So on to your solution: the first point is I don't see how you know when you've reached the goal; your mazeUtil function does not return anything. For this kind of recursion, a general approach is for your solver function to return a boolean: true if the goal has been reached and false if not. Once you get a true, you just pass it back all the way up the call stack. Each time you get a false, you backtrack to the next solution.

So I'd suggest:

  public static boolean mazeUtil(int x, int y) {
    // return true if goal found, false otherwise
    ...
  }

Next, I'm not sure what the practical difference between an agent and an obstacle is: running in to either causes you to backtrack. So I'd think that bit of code would be:

  if (check == 2) {
    out.println("Oops! Ran into an agent!");
    return false;         
  }

  if (check == 0)
    out.println("Oops! Ran into an obstacle!");
    return false;         
  }

Then the recursive bit: one point here is you do not ever reset the solution to 0 for failed attempts (actually, as the final algorithm will never backtrack more than a single step this is not actually that important, but it's good to illustrate the general approach). Given what we have so far, this should now be something like:

  if (check == 9) {
    out.println("Found the goal!");
    return true;         
  }

  if (check == 1 || check == 7) {
    // add current position to solution
    solution[x][y] = 1;

    // generate random move within bounds
    int nextX = ...
    int nextY = ...

    if (mazeUtil(nextX, nextY)) {
      // we've found the solution, so just return up the call stack
      return true;
    }

    // this attempt failed, so reset the solution array before returning
    solution[x][y] = 0;

    return false;
  }

  // shouldn't ever get here...
  throw new IllegalStateException("moveCheck returned unexpected value: " + check);

Right, so far so good, but there's still a problem. As soon as one of the mazeUtil calls returns a value (either true or false) it will return that all the way up the calls stack. So if you happen to find the exit before an agent or an obstacle, all good, but that's quite unlikely. So instead of trying a single move when recursing, you need to try all possible moves.

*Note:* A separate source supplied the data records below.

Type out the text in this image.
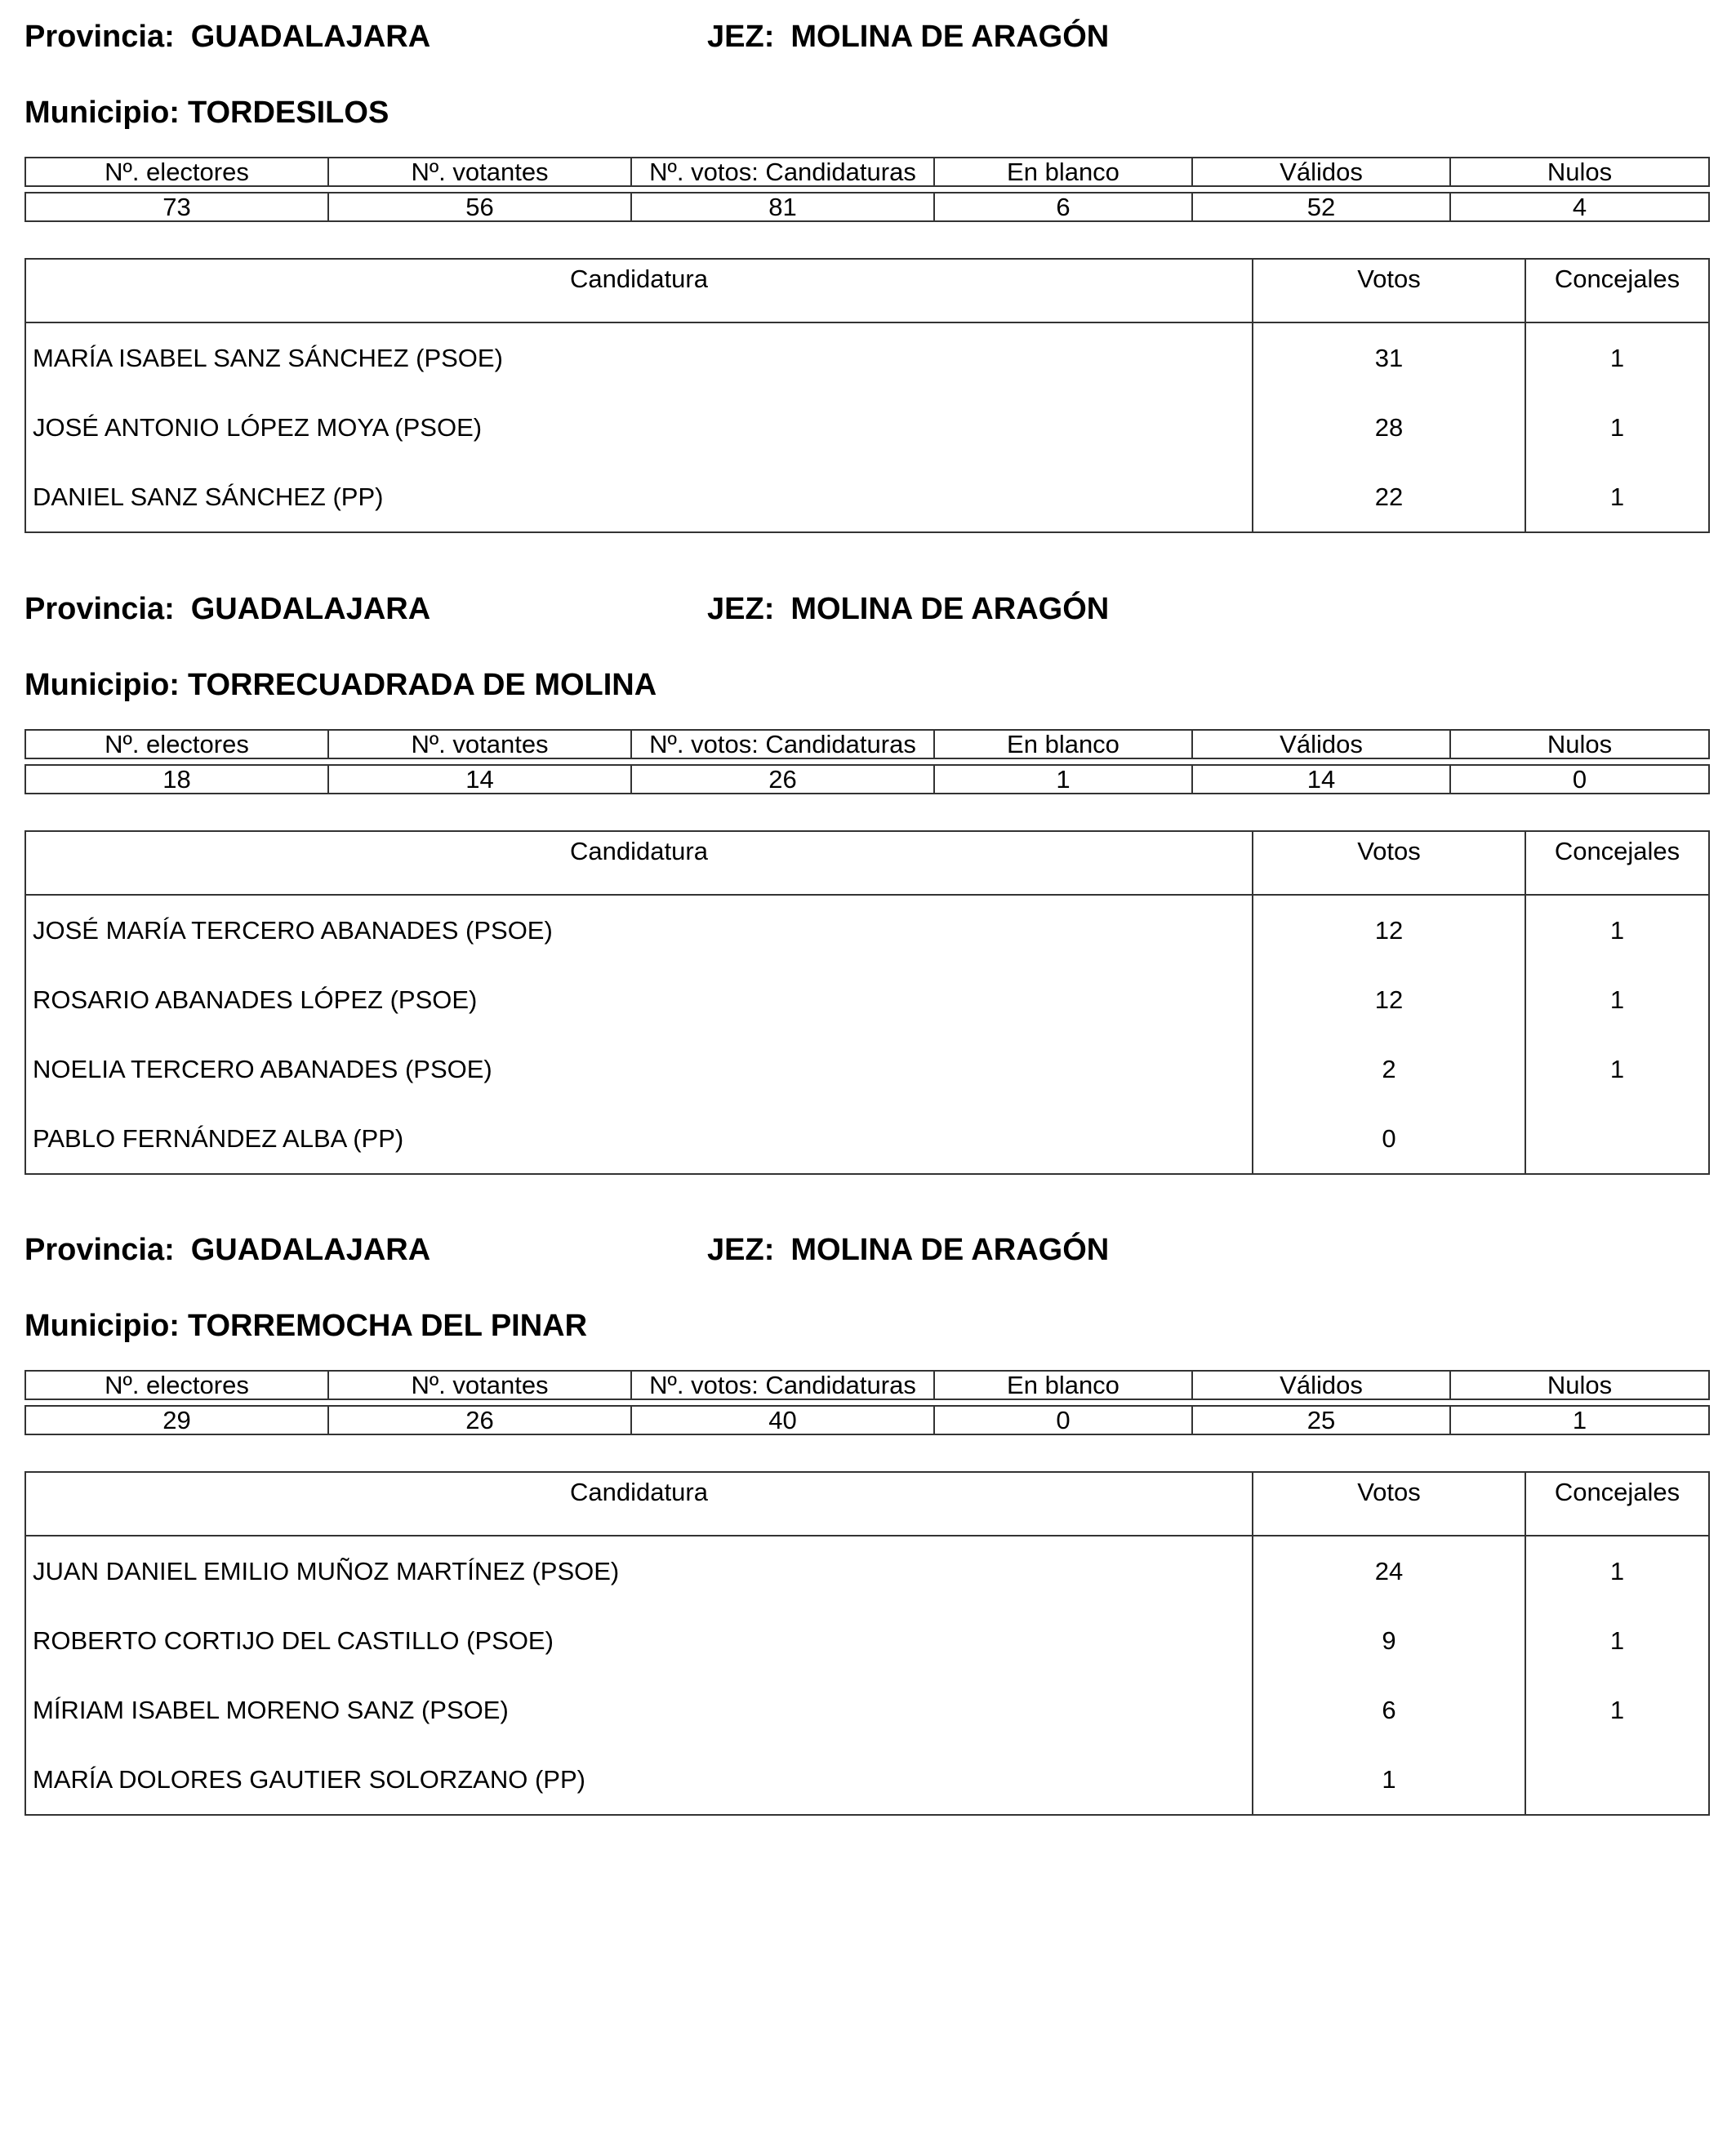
Provincia: GUADALAJARA	JEZ: MOLINA DE ARAGÓN
Municipio: TORDESILOS
Nº. electores	Nº. votantes	Nº. votos: Candidaturas	En blanco	Válidos	Nulos

73	56	81	6	52	4
Candidatura	Votos	Concejales
MARÍA ISABEL SANZ SÁNCHEZ (PSOE)	31	1
JOSÉ ANTONIO LÓPEZ MOYA (PSOE)	28	1
DANIEL SANZ SÁNCHEZ (PP)	22	1
Provincia: GUADALAJARA	JEZ: MOLINA DE ARAGÓN
Municipio: TORRECUADRADA DE MOLINA
Nº. electores	Nº. votantes	Nº. votos: Candidaturas	En blanco	Válidos	Nulos

18	14	26	1	14	0
Candidatura	Votos	Concejales
JOSÉ MARÍA TERCERO ABANADES (PSOE)	12	1
ROSARIO ABANADES LÓPEZ (PSOE)	12	1
NOELIA TERCERO ABANADES (PSOE)	2	1
PABLO FERNÁNDEZ ALBA (PP)	0	
Provincia: GUADALAJARA	JEZ: MOLINA DE ARAGÓN
Municipio: TORREMOCHA DEL PINAR
Nº. electores	Nº. votantes	Nº. votos: Candidaturas	En blanco	Válidos	Nulos

29	26	40	0	25	1
Candidatura	Votos	Concejales
JUAN DANIEL EMILIO MUÑOZ MARTÍNEZ (PSOE)	24	1
ROBERTO CORTIJO DEL CASTILLO (PSOE)	9	1
MÍRIAM ISABEL MORENO SANZ (PSOE)	6	1
MARÍA DOLORES GAUTIER SOLORZANO (PP)	1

WIth a supporting class Point, containing a simple x and y pair:

  if (check == 1 || check == 7) {
    // add current position to solution
    solution[x][y] = 1;

    // generate an array of all up/down/left/right points that are within bounds
    // - for a random path need to randomise the order of the points
    Point[] points = ... 

    for (Point next : points) {
      if (mazeUtil(next.x, next.y)) {
        // we've found the solution, so just return up the call stack
        return true;
      }
    }

    // this attempt failed, so reset the solution array before returning
    solution[x][y] = 0;

    return false;
  }

And I think that's about as far as you can go with a totally ignorant rat! To see how this works, consider the following maze:

7 1
0 9

Starting at "7", possible moves are Down and Right.

• If you try Down first, it returns false, so the only option left is Right, so you end up on the "1".
• If you try Right first, you still end up on the "1".

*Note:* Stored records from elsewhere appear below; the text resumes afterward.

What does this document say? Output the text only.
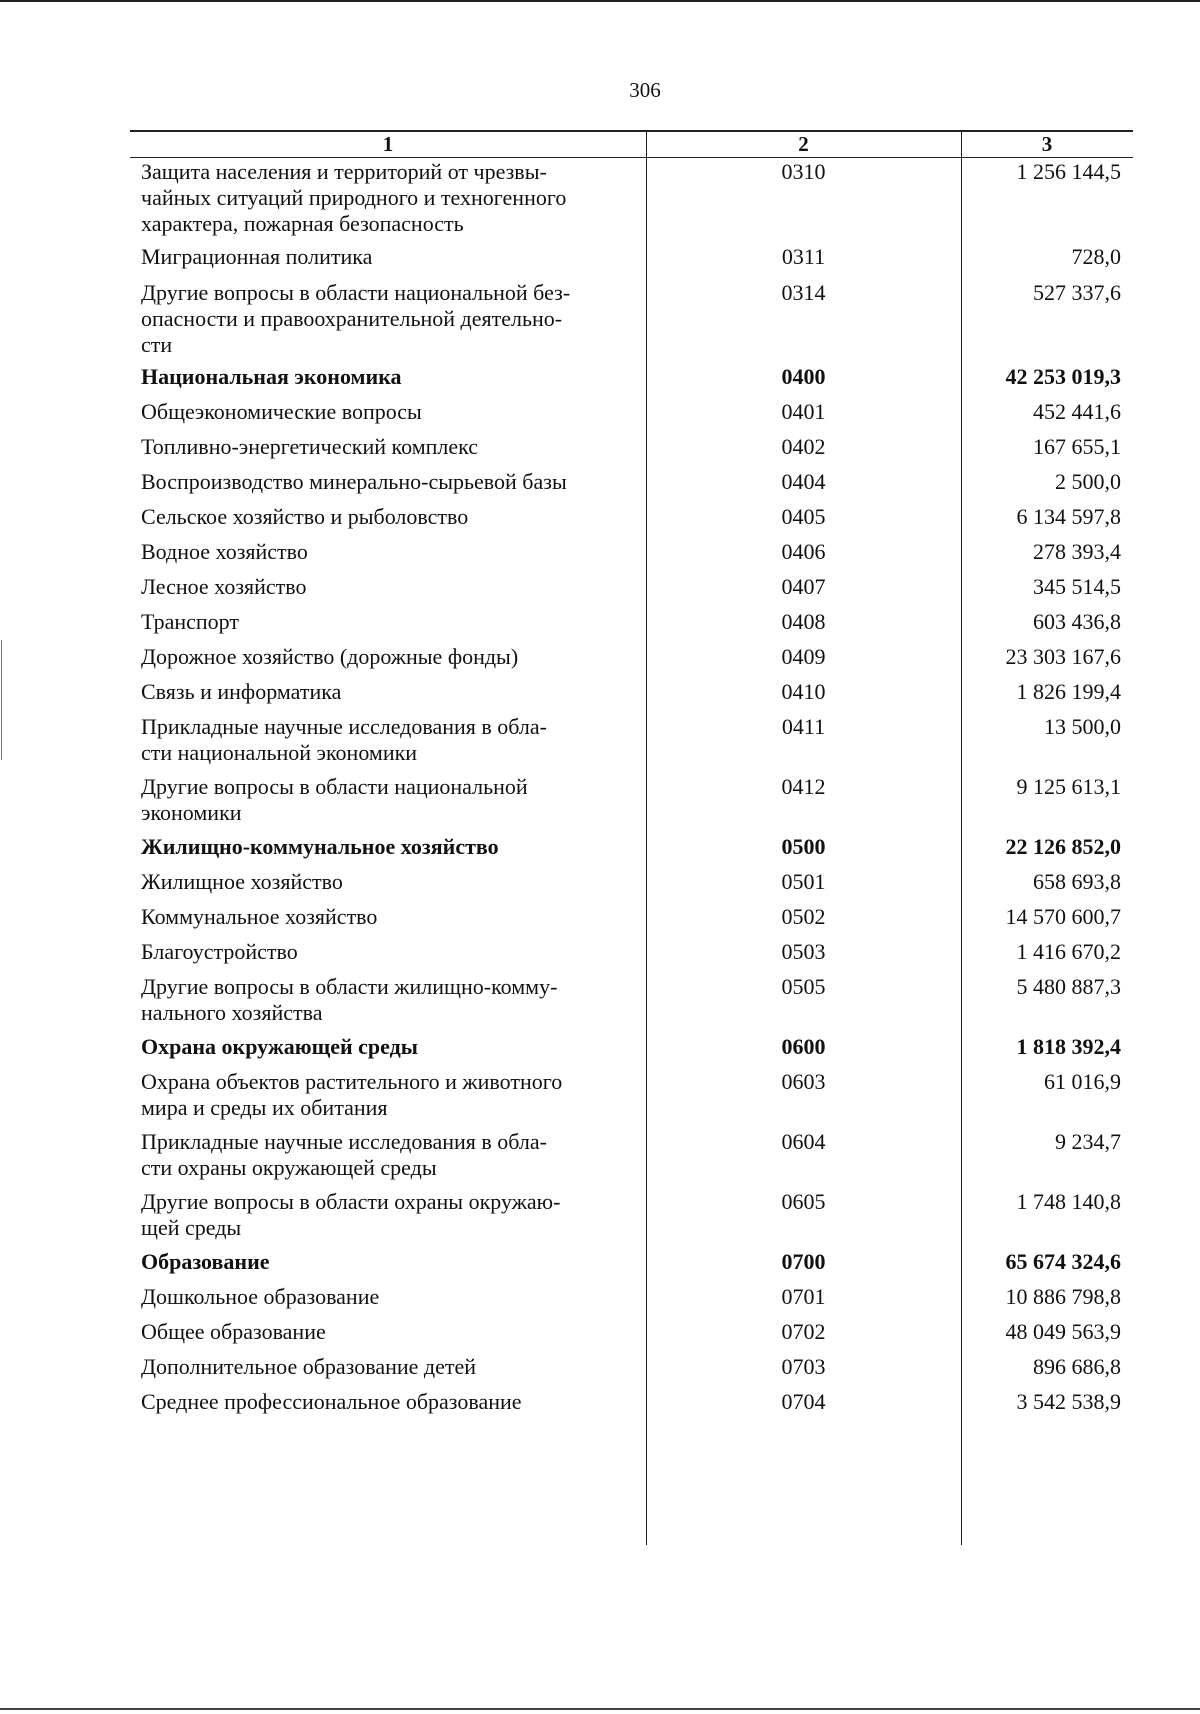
306
1	2	3
Защита населения и территорий от чрезвы-
чайных ситуаций природного и техногенного
характера, пожарная безопасность
0310	1 256 144,5
Миграционная политика	0311	728,0
Другие вопросы в области национальной без-
опасности и правоохранительной деятельно-
сти
0314	527 337,6
Национальная экономика	0400	42 253 019,3
Общеэкономические вопросы	0401	452 441,6
Топливно-энергетический комплекс	0402	167 655,1
Воспроизводство минерально-сырьевой базы	0404	2 500,0
Сельское хозяйство и рыболовство	0405	6 134 597,8
Водное хозяйство	0406	278 393,4
Лесное хозяйство	0407	345 514,5
Транспорт	0408	603 436,8
Дорожное хозяйство (дорожные фонды)	0409	23 303 167,6
Связь и информатика	0410	1 826 199,4
Прикладные научные исследования в обла-
сти национальной экономики
0411	13 500,0
Другие вопросы в области национальной
экономики
0412	9 125 613,1
Жилищно-коммунальное хозяйство	0500	22 126 852,0
Жилищное хозяйство	0501	658 693,8
Коммунальное хозяйство	0502	14 570 600,7
Благоустройство	0503	1 416 670,2
Другие вопросы в области жилищно-комму-
нального хозяйства
0505	5 480 887,3
Охрана окружающей среды	0600	1 818 392,4
Охрана объектов растительного и животного
мира и среды их обитания
0603	61 016,9
Прикладные научные исследования в обла-
сти охраны окружающей среды
0604	9 234,7
Другие вопросы в области охраны окружаю-
щей среды
0605	1 748 140,8
Образование	0700	65 674 324,6
Дошкольное образование	0701	10 886 798,8
Общее образование	0702	48 049 563,9
Дополнительное образование детей	0703	896 686,8
Среднее профессиональное образование	0704	3 542 538,9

From the "1", possible moves are Down and Left:

• If you try Down first, it returns true, which bubbles up the call stack - success!
• If you try Left first, you end up on the "7", so recurse to the previous step.

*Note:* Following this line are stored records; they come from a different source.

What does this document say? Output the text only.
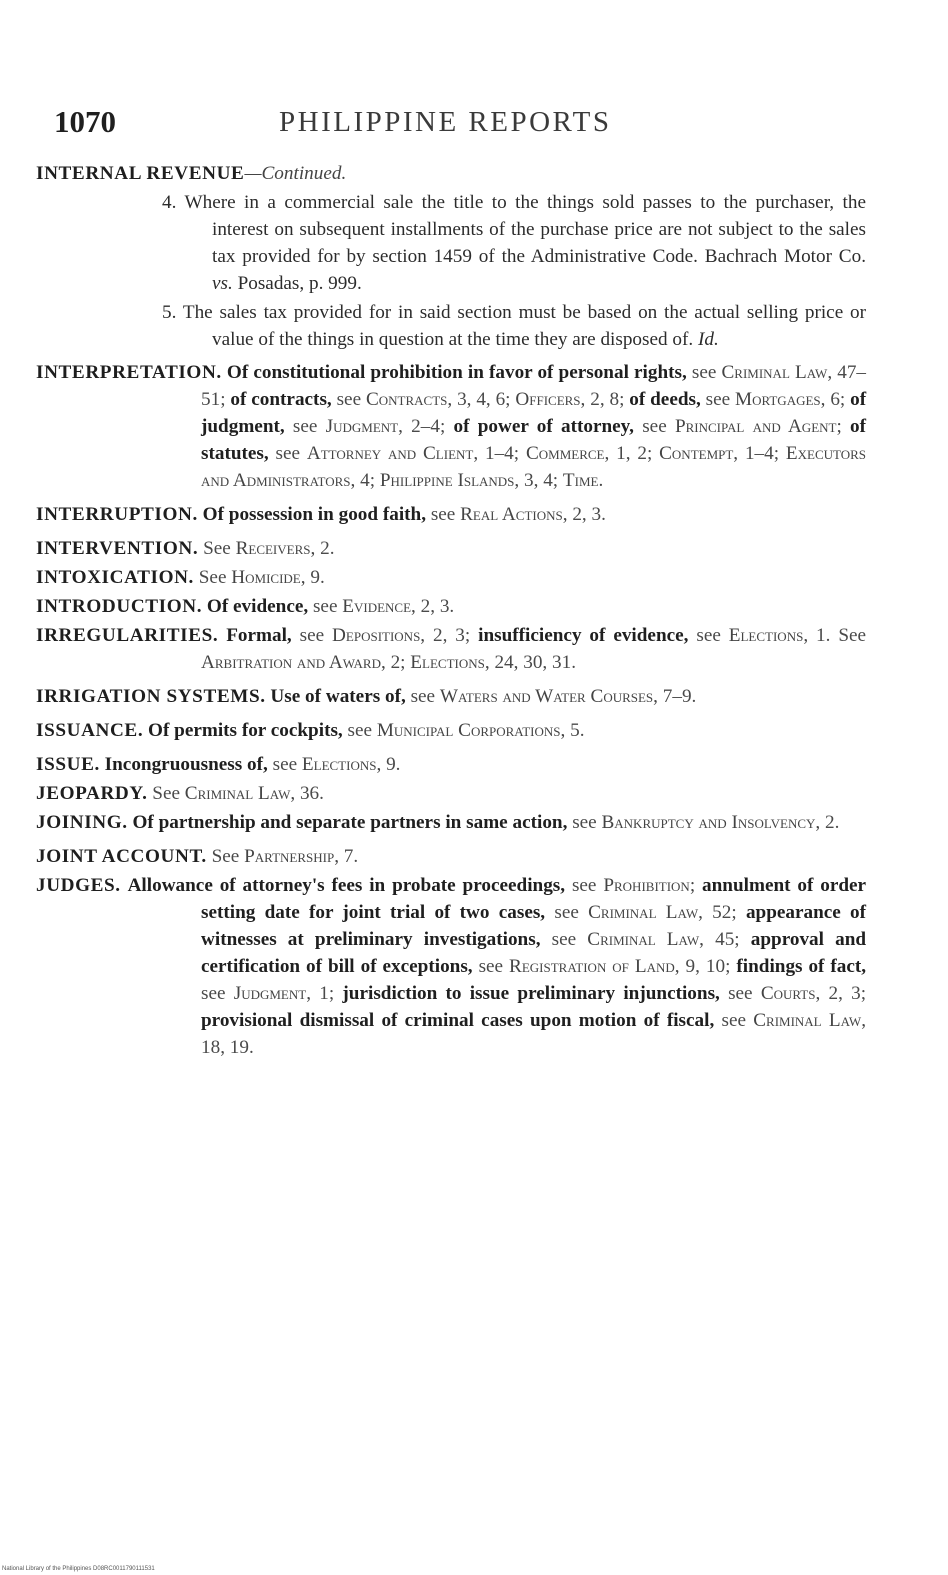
1070	PHILIPPINE REPORTS
INTERNAL REVENUE—Continued.
4. Where in a commercial sale the title to the things sold passes to the purchaser, the interest on subsequent installments of the purchase price are not subject to the sales tax provided for by section 1459 of the Administrative Code. Bachrach Motor Co. vs. Posadas, p. 999.
5. The sales tax provided for in said section must be based on the actual selling price or value of the things in question at the time they are disposed of. Id.
INTERPRETATION. Of constitutional prohibition in favor of personal rights, see Criminal Law, 47–51; of contracts, see Contracts, 3, 4, 6; Officers, 2, 8; of deeds, see Mortgages, 6; of judgment, see Judgment, 2–4; of power of attorney, see Principal and Agent; of statutes, see Attorney and Client, 1–4; Commerce, 1, 2; Contempt, 1–4; Executors and Administrators, 4; Philippine Islands, 3, 4; Time.
INTERRUPTION. Of possession in good faith, see Real Actions, 2, 3.
INTERVENTION. See Receivers, 2.
INTOXICATION. See Homicide, 9.
INTRODUCTION. Of evidence, see Evidence, 2, 3.
IRREGULARITIES. Formal, see Depositions, 2, 3; insufficiency of evidence, see Elections, 1. See Arbitration and Award, 2; Elections, 24, 30, 31.
IRRIGATION SYSTEMS. Use of waters of, see Waters and Water Courses, 7–9.
ISSUANCE. Of permits for cockpits, see Municipal Corporations, 5.
ISSUE. Incongruousness of, see Elections, 9.
JEOPARDY. See Criminal Law, 36.
JOINING. Of partnership and separate partners in same action, see Bankruptcy and Insolvency, 2.
JOINT ACCOUNT. See Partnership, 7.
JUDGES. Allowance of attorney's fees in probate proceedings, see Prohibition; annulment of order setting date for joint trial of two cases, see Criminal Law, 52; appearance of witnesses at preliminary investigations, see Criminal Law, 45; approval and certification of bill of exceptions, see Registration of Land, 9, 10; findings of fact, see Judgment, 1; jurisdiction to issue preliminary injunctions, see Courts, 2, 3; provisional dismissal of criminal cases upon motion of fiscal, see Criminal Law, 18, 19.
National Library of the Philippines D08RC0011790111531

And that's all that can ever happen. So using * for a return-false-backtrack, and ! for a success, any of the following are possible:

R-D!
R-L-D*-R-D!
R-L-R-L-R-L-R-L (keep going for a long, long time....) R-L-R-D!

So for a solvable maze, and a truly random generator, this will eventually solve the maze, although it could take a very long time. Something to note with this though, is it does not really backtrack that much: only ever a single step from a 2 or 0 node.

However, there's still the problem of the unsolveable maze, and I don't think that is possible given a totally ignorant rat. The reason for this is that for a brute force recursion like this, there are only two possible termination conditions:

1. The goal has been found.
2. All possible paths have been tried.

And with a totally ignorant rat, there is no way to detect the second!

Consider the following maze:

7 1 1 1
0 0 0 0
0 0 0 0
1 1 1 9

The totally ignorant rat will just wander left and right across the top row forever, and so the program will never terminate!

The solution to this is that the rat must be at least a bit intelligent, and remember where it has been (which will also make the solveable maze run quicker in most cases and backtrack along entire paths instead of only for single nodes). However, this answer is getting a bit too long already, so if you're interested in that I'll refer you to my other maze-solving answer here: Java Recursive Maze Solver problems

Oh, just two final points on Random:

1. You don't need to create a new Random each time - just create a global one and call nextInt each time.
2. nextInt(n) returns between 0 (inclusive) and n (exclusive), so you need nextInt(4) not nextInt(3).

Hope this all helps!